L’essence de la stabilité de toute communauté humaine, et donc d’une nation, repose avant tout sur la parole. Le Rav Kook écrit à ce propos qu’il ne faut pas utiliser la violence même envers un « rocher muet ». En fait, le profond secret de l’épisode de la frappe du rocher nous révèle selon lui que Moïse – le cerveau le plus géant de l’humanité, l’âme la plus limpide qui ait jamais existé – a cependant fléchi, l’espace d’un instant, en voulant mettre en valeur une tendance quelque peu « individualiste ». Et cette pulsion, si infime fut-elle, au cœur de la personnalité du plus grand des prophètes, l’a amené à frapper le rocher au lieu de lui parler. Cette apparition de l’individualisme a en même temps neutralisé sa parole et entraîné un acte de violence muet.

La Parole est l’expression vivante de la conscience qui donne une âme au langage. L’intention de signification qui donne naissance au cours de la Parole n’a pas son origine dans le langage, et elle déborde aussi de beaucoup la seule élocution verbale. Je signifie avec la parole, comme je signifie par ma posture, mon regard, avec tout mon corps. Autrui se signifie avec la moindre de ses attitudes corporelles, le moindre de ses regards. Non seulement cela, mais chacun d’entre nous se signifie autant consciemment que nous pouvons aussi nous signifier inconsciemment, l’être humain par sa seule existence s’exprime à la fois dans le champ verbal et non-verbal. L’expression humaine est comme une gestuelle, une danse qui emporte avec elle son sens. « La parole est un véritable geste, et elle contient son sens comme le geste contient le sien ».

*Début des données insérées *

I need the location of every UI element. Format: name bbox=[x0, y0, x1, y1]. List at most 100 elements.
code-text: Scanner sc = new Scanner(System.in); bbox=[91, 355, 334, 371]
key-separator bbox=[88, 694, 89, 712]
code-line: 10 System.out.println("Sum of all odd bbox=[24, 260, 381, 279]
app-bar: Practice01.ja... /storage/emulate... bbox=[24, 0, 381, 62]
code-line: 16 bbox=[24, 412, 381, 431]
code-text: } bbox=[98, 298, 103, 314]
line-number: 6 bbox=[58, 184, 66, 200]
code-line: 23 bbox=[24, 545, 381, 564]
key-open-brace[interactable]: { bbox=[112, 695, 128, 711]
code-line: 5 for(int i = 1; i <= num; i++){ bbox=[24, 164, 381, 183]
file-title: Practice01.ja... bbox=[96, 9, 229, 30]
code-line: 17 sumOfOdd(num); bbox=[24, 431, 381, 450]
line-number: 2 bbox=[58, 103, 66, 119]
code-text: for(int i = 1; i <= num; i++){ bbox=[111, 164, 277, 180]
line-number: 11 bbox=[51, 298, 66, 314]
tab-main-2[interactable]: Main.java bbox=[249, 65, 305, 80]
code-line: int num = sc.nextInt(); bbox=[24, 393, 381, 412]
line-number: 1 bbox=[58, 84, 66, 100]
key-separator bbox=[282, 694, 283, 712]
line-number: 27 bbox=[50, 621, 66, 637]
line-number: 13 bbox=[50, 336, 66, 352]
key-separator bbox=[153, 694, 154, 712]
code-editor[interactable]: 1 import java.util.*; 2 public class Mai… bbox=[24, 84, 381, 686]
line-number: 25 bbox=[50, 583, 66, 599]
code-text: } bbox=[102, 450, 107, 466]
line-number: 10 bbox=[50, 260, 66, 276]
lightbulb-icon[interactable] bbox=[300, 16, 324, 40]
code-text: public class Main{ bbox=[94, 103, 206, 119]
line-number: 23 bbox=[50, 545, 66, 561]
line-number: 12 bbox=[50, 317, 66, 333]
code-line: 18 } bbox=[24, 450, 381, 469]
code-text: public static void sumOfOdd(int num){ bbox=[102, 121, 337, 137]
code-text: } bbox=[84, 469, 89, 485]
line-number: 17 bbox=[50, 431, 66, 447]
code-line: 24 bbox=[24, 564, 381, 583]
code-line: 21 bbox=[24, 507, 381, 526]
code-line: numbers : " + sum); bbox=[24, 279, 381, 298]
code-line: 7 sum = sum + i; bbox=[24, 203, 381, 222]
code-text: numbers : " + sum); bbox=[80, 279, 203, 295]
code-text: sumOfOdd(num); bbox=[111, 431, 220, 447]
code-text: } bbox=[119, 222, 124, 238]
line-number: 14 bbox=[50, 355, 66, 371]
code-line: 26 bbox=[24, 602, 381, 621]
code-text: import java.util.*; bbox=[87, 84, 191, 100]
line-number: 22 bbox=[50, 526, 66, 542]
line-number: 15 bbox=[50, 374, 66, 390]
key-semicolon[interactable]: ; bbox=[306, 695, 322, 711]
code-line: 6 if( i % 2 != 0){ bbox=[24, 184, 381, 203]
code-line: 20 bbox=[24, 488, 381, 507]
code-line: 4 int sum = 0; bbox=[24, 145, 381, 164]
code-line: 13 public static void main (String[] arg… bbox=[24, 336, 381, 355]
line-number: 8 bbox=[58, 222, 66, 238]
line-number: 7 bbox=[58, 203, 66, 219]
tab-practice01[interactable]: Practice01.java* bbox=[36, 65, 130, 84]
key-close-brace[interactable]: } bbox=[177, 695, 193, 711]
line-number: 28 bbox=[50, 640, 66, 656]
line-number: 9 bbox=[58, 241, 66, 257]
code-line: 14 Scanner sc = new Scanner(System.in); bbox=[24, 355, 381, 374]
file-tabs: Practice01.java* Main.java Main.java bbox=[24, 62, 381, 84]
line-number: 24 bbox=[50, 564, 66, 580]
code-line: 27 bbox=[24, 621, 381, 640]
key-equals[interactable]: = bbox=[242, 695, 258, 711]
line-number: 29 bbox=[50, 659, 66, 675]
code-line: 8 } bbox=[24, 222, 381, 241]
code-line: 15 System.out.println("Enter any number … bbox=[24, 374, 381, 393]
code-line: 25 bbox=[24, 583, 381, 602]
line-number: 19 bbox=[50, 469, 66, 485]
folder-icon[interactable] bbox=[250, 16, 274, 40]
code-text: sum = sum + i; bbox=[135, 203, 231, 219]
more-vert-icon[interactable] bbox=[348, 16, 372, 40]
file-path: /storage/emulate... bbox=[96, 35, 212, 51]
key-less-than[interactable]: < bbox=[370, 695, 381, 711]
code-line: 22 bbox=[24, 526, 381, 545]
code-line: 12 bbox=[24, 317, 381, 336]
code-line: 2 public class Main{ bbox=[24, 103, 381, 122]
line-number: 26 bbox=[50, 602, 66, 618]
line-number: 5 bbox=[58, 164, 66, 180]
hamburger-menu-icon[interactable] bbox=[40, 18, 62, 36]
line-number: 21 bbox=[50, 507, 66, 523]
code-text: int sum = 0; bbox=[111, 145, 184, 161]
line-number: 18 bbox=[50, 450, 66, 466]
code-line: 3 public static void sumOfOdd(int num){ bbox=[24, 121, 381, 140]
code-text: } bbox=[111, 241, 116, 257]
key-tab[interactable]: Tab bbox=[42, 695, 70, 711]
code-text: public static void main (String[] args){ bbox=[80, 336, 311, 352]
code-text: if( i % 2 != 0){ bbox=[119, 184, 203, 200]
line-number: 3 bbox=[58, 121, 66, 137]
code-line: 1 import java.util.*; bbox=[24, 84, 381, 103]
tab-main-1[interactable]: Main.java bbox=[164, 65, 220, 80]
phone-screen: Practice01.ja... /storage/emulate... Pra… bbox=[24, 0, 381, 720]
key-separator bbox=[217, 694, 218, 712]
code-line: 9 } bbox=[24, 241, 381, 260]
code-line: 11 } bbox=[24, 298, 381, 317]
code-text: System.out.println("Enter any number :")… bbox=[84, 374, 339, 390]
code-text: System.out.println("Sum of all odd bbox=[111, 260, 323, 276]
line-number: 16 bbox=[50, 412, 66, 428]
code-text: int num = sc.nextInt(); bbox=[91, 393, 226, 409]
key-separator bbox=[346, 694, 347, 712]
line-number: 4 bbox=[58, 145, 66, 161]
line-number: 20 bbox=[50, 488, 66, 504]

Si nous communiquons les uns avec les autres, c’est que nos paroles ne sont pas de simples mots. Ce qui est reçu par autrui, ce ne sont pas des mots, c’est une signification dans une totalité que forment le mot et son sens. Mais cette totalité n’est pas seulement celle du signifiant et du signifié, elle a sa provenance originelle dans la totalité de soi donnée à même l’expression. Le mot peut-être répété et enregistré par un magnétophone comme un simple son. Mais le magnétophone ne comprend pas. Il n’appréhende pas la signification, il n’est pas sensible au sens, à la vibration d’une voix, à sa chaleur et à ce qu’exprime une présence à travers les mots. Il faut une intelligence pour constituer le signe et lui donner un sens, il faut une conscience sensible pour appréhender une présence. C’est la présence qui est intelligente et qui se communique dans les mots.